User Interface for Self-Quarantine Safety Protection App

 

Now, a police officer appears. He dressed in a blue shirt and will spend the next 50 minutes riding in a quarantine bus—marked somewhat absurdly as “VIP limousine” with garish pink curtains completely covering the windows. His role is to usher people into the city—either nearby Incheon or metropolitan Seoul—where they will spend quarantine in a government-designated facility. The word “facility” in Korea (shiseol) has a clinical tone, but in the pandemic travel context, it means a temporary home for foreigners, travelers as well as nationals with ambiguous domicile and citizens who prefer to isolate before rejoining their families at home. High numbers of the Delta-variant (and the Delta Plus variant) worry South Koreans in the midst of a frustratingly slow vaccination roll-out and climate of uncertainty about breakthrough infections and changing knowledge about contagion. There is a bit of a gamble however, as one’s own home cannot be chosen at will. “Quarantine facilities are randomly assigned and cannot be changed for personal reasons” warns the official guidelines issued by the Ministry of Foreign Affairs. Random assignment means the discretion of the police, like the blue-shirted officer in the pink curtain bus.

“Which facility are we going to?”

We’ll be going to [NAME] hotel, ma’am.”

“Is it nice?”

“Very nice.”

A Quarantine Shuttle Bus

 

BibimbapThe very nice facility is located in the heart of one of Seoul’s business districts, north of the Han River. Quarantine is 14 days spent in a box-shaped hotel room of 20 x 5 m2 with three beds squeezed into it (rather than have a single bed with bedsheets changed three times). Meals are delivered three times a day, placed in a white basket outside the door. There is variety, ranging from a picturesque Korean dish of a bibimbap to more mundane boiled eggs and yogurt, pasta and pork cutlets. Trying to predict what meal will come next becomes a mild obsession.
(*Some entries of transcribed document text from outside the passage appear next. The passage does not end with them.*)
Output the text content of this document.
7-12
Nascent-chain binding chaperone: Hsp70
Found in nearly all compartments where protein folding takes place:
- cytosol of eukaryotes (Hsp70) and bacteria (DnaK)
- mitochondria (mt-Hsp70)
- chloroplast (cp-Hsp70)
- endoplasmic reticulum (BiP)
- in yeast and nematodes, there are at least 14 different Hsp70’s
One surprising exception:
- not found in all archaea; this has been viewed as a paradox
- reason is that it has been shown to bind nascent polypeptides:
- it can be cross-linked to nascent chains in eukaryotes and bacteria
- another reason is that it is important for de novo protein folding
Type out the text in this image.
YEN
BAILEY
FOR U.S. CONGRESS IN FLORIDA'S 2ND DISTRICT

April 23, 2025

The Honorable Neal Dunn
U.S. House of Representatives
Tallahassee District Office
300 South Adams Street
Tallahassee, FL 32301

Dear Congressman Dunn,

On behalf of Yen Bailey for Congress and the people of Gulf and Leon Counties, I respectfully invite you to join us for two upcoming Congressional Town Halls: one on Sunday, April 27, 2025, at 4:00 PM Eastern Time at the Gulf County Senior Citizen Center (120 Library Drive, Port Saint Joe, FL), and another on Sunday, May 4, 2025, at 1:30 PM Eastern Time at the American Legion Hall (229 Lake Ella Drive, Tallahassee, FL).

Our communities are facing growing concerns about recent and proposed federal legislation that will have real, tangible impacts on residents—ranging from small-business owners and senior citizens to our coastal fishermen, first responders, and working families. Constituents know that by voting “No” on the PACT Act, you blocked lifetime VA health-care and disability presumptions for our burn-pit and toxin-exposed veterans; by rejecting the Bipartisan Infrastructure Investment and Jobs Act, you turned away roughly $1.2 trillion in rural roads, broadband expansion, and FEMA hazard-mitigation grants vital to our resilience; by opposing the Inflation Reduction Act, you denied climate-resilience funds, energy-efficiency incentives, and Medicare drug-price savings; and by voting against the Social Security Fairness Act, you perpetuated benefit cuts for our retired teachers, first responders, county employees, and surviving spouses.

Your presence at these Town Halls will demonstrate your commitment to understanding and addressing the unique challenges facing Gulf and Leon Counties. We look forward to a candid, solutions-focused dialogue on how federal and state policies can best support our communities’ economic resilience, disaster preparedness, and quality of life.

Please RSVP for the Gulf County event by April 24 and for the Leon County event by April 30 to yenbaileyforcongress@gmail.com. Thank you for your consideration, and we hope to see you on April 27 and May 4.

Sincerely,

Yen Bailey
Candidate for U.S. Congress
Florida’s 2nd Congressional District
Trash is to be placed in a bright orange bag, and taken away every morning. A cheerful voice makes regular announcements—at 8 am, 11:30 am, and 4:30 pm—reminding everyone to retrieve their meals, put out their trash, and that “leaving your room is strictly forbidden.” In Korean, the cheerful voice alternates between referring to “you” as a “customer” (gogaek) and “resident” or “inmate” (ibsoja). It is nothing jarring, and the language use does not sound pejorative. Rather, it underscores the ambiguous status of those inhabiting such facilities during these uncertain times.

A lightbulb goes out. Dial 5 on the room phone and a brisk voice responds “Situation room, how may I help you?” After a bit of confusion, the brisk voice promises to fix the situation. Soon, a person covered from head to toe in a white protective suit, with goggles, is entering the room gingerly. He (or she) tiptoes to the errant lamp, quickly changes the bulb, and exits swiftly. “Thank you!” Back turned, he (or she) waves energetically in response.   

Left: Taking out the trash. Right: Fixing a lightbulb

 

The room is bright again. Dusk is falling on a city that is quieter than this space of quarantine. Seoul is in its strictest form of “Level 4” social distancing, which means that gatherings of more than 4 people are banned and after 6 pm, the cap is further limited to 2 people. Here, within the facility—this odd temporary home for people whose distinctions of citizen, national, sojourner, and resident blur under a common quarantine status—it is not pure isolation but another yet form of social distancing that occurs. The orange trash bags are collected. Food is delivered. Covid-19 tests are administered. The muffled sounds of a service economy at work are audible. Doors open simultaneously and people exchange awkward smiles as they retrieve their meals from their white baskets, but no one speaks. It has only been six days, but new habits have already formed, alongside adjusted practices of social interaction.